Il giudizio si articola in due fasi: la prima, rescindente, finalizzata all’accertamento di eventuali nullità del lodo e che può concludersi con l’annullamento del medesimo; in questa fase, non è consentito alla Corte d’Appello di procedere ad accertamenti di fatto, dovendo limitarsi all’accertamento delle eventuali nullità in cui siano incorsi gli arbitri.
La seconda, rescissoria, solo eventuale, che fa seguito all’eventuale annullamento ed in cui il giudice ordinario procede alla ricostruzione del fatto sulla base delle prove dedotte (Cass. Ord. n. 9387 del 2018).
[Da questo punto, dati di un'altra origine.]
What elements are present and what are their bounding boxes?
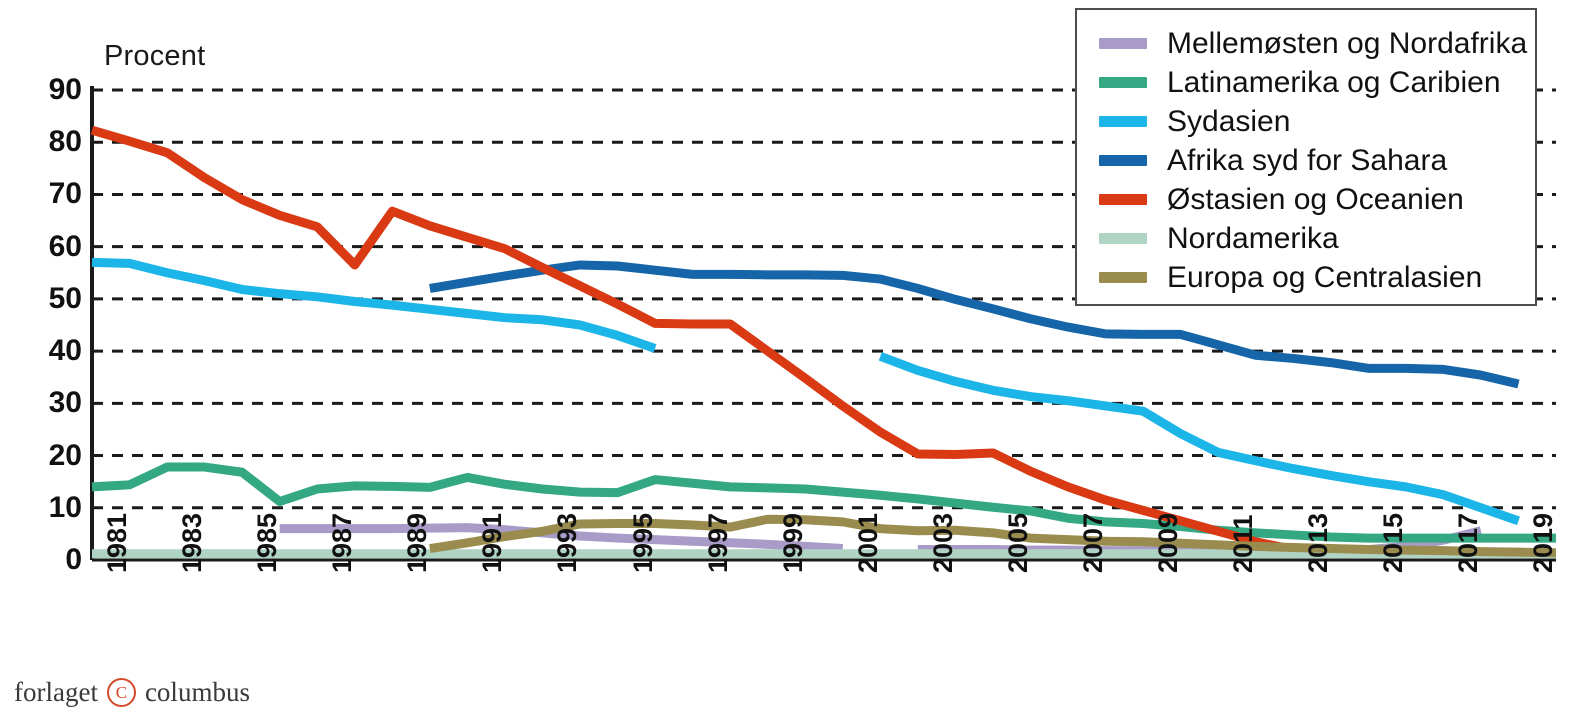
y-tick-label: 90: [48, 73, 82, 106]
x-tick-label: 1997: [702, 512, 733, 573]
x-tick-label: 2011: [1228, 514, 1259, 573]
x-tick-label: 1981: [102, 512, 132, 573]
chart-legend: Mellemøsten og Nordafrika Latinamerika og…: [1075, 8, 1537, 306]
legend-color-swatch: [1099, 272, 1147, 283]
x-tick-label: 2007: [1078, 512, 1108, 573]
legend-item-label: Europa og Centralasien: [1167, 260, 1483, 294]
series-line: [279, 523, 844, 554]
x-tick-label: 2003: [927, 512, 958, 573]
legend-color-swatch: [1099, 38, 1147, 49]
x-tick-label: 2009: [1153, 512, 1184, 573]
x-tick-label: 1989: [402, 512, 433, 573]
series-line: [429, 260, 1520, 389]
x-tick-label: 2001: [852, 512, 883, 573]
series-line: [429, 514, 1557, 558]
series-line: [878, 352, 1520, 526]
legend-color-swatch: [1099, 194, 1147, 205]
x-tick-label: 1985: [252, 512, 283, 573]
x-tick-label: 1993: [552, 512, 583, 573]
legend-item-label: Nordamerika: [1167, 221, 1339, 255]
publisher-prefix: forlaget: [14, 677, 98, 707]
y-tick-label: 0: [65, 543, 82, 576]
legend-item[interactable]: Europa og Centralasien: [1099, 258, 1535, 297]
legend-item[interactable]: Mellemøsten og Nordafrika: [1099, 24, 1535, 63]
legend-color-swatch: [1099, 77, 1147, 88]
x-tick-label: 1995: [627, 512, 658, 573]
publisher-credit: forlaget C columbus: [14, 677, 250, 708]
copyright-icon: C: [106, 678, 136, 707]
x-tick-label: 1999: [777, 512, 808, 573]
publisher-name: columbus: [144, 677, 250, 707]
legend-color-swatch: [1099, 233, 1147, 244]
y-tick-label: 70: [48, 177, 82, 211]
series-line: [90, 125, 1295, 554]
y-tick-label: 40: [48, 334, 82, 368]
x-tick-label: 2019: [1528, 512, 1559, 573]
y-axis-title: Procent: [104, 40, 206, 72]
legend-item-label: Latinamerika og Caribien: [1167, 65, 1501, 99]
legend-item[interactable]: Afrika syd for Sahara: [1099, 141, 1535, 180]
y-tick-label: 30: [48, 386, 82, 420]
legend-item-label: Sydasien: [1167, 104, 1291, 138]
y-tick-label: 60: [48, 229, 82, 263]
x-tick-label: 1987: [327, 512, 358, 573]
legend-item-label: Mellemøsten og Nordafrika: [1167, 26, 1528, 60]
x-tick-label: 2017: [1453, 512, 1484, 573]
series-line: [91, 462, 1556, 543]
y-tick-label: 20: [48, 438, 82, 472]
legend-item-label: Østasien og Oceanien: [1167, 182, 1464, 216]
legend-item-label: Afrika syd for Sahara: [1167, 143, 1448, 177]
x-tick-label: 2013: [1303, 512, 1334, 573]
legend-item[interactable]: Østasien og Oceanien: [1099, 180, 1535, 219]
legend-item[interactable]: Sydasien: [1099, 102, 1535, 141]
legend-color-swatch: [1099, 116, 1147, 127]
y-tick-label: 50: [48, 281, 82, 315]
y-tick-label: 80: [48, 125, 82, 159]
legend-item[interactable]: Latinamerika og Caribien: [1099, 63, 1535, 102]
x-tick-label: 1983: [177, 512, 208, 573]
legend-item[interactable]: Nordamerika: [1099, 219, 1535, 258]
series-lines-group: [90, 125, 1557, 559]
series-line: [91, 257, 657, 353]
x-tick-label: 2005: [1002, 512, 1033, 573]
x-tick-label: 2015: [1378, 512, 1409, 573]
legend-color-swatch: [1099, 155, 1147, 166]
y-tick-label: 10: [48, 490, 82, 524]
legend-items-list: Mellemøsten og Nordafrika Latinamerika og…: [1077, 10, 1535, 297]
x-tick-label: 1991: [477, 512, 508, 573]
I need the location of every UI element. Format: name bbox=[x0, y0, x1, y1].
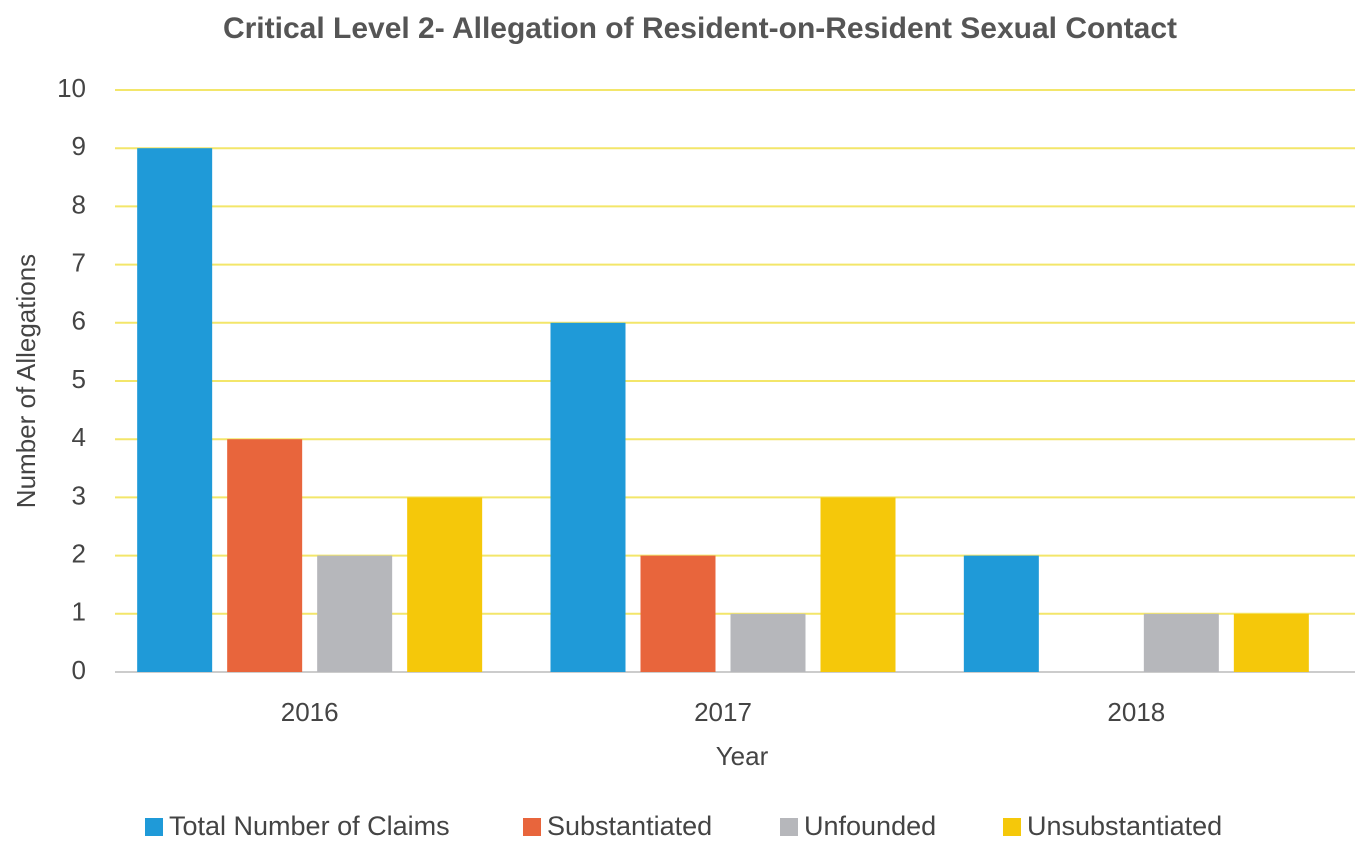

E’ in sede rescindente che il giudizio è diretto all’accertamento di una delle eventuali nullità in cui siano incorsi gli arbitri tassativamente elencate dall’art. 829 c.p.c. e pronunciabili esclusivamente per determinati errori in procedendo nonché per inosservanza delle regole di diritto ma nei limiti previsti dal comma 3. Solo superato questo stadio, potrà aversi luogo alla fase rescissoria con facoltà per il giudice dell’impugnazione di riesame del merito delle domande e comunque nei limiti del petitum e delle causae petendi dedotte dinanzi agli arbitri. Con la conseguenza che la sua natura ed i suoi limiti non consentono non solo domande nuove rispetto a quelle proposte agli arbitri e contenute nei quesiti, ma neppure censure diverse da quelle specificamente individuate e tipiche consentite dall’art. 829; e che il giudizio circa la loro ammissibilità devoluto al giudice dell’impugnazione deve necessariamente concretarsi nell’apprezzare se le contestazioni formulate corrispondano esattamente o meno ai casi di impugnabilità stabiliti dall’art. 829 cit. ( Cass. sent. n. 20880/2010; Cass. sent. n. 12199/2012).
La novella di cui al D. Lgs. 40/06 ha poi ridotto le ipotesi in cui alla pronuncia rescindente debba conseguire la fase rescissoria, direttamente ad opera del giudice adito con l’impugnazione di nullità. Infatti l’attuale testo dell’art. 830, comma 2, c.p.c., stabilisce che nei casi di accoglimento della domanda per i motivi previsti dall’art. 829, comma 1, nn. 1, 2, 3 e 4, la Corte non debba dar luogo alla ulteriore fase rescindente.